Well, I'll tell you what I thought.. for one, there's no basewear on the bottom, and also it looks.. "heavy" like the glass is too thick..
 for $2 I would not hesitate to acquire it, even if certain it is a repro..


----------



## botlguy (Sep 24, 2011)

According to McKearin & Wilson this is almost definitely an early, 1920s, perhaps the first, reproduction of a flask.  An "in-hand" inspection by a flask expert would be able to tell for sure. It should be very close in appearance to a GV-5. Look at the horses mane and tell us if the mane has a sharp saw tooth design.

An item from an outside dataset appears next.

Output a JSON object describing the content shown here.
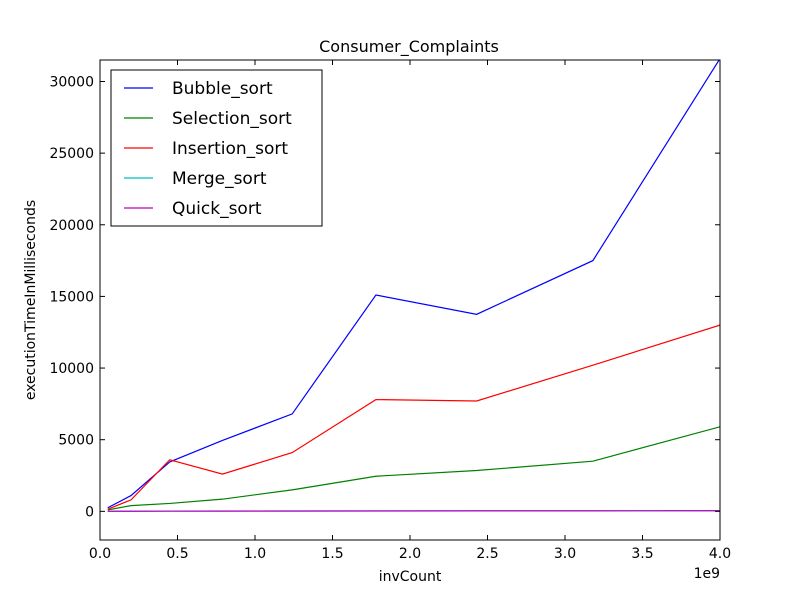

If so, it is a REPOP.  Also, somehow, the pontil scar doesn't look right to me.


----------



## dollarbill (Sep 24, 2011)

Thanks Botlguy ,The mane on the horses does indeed look like sharp saw teeth. Heres another look at the pontil.
    bill


----------



## beendiggin (Sep 26, 2011)

It should show base wear and usually high point wear.


----------



## suzanne (Sep 27, 2011)

That's not a pontil mark.  You can't have a mold seam and pontil on the bottom at


----------



## bostaurus (Sep 27, 2011)

It is pretty common to have a mold seam and a pontil.....it would be kind of hard to have a *free blown* historical flask or embossed bottle.


----------



## dollarbill (Sep 27, 2011)

Well from what I have learned this is most likely a very early Clevenger Bro Repo .80 yr old.That being said Its not because of lack of base wear or high point wear because there are quite a few historical flask out there that have none.There are a lot of old bottles that have none.Check the Glass house sales you'll see for yourself.The reasoning is that the flask is very heavy and has the the saw shaped horse mane.(Thanks agian Botlguy.)I took it to a flask collector who said his only concern was the weight.Other than that he said it could do well at auction on it own for what it is.Thanks agian all for your comments , replys and info.
   bill


----------



## kungfufighter (Sep 27, 2011)

> ORIGINAL:  bostaurus
> 
> It is pretty common to have a mold seam and a pontil.....it would be kind of hard to have a *free blown* historical flask or embossed bottle.


 
 Spot on Melinda.

 The flask is to my eye a Czech reproduction from the 20s.


----------



## dollarbill (Sep 27, 2011)

Thank you Jeff for your reply. That would be fine too, make it 90 years old.


----------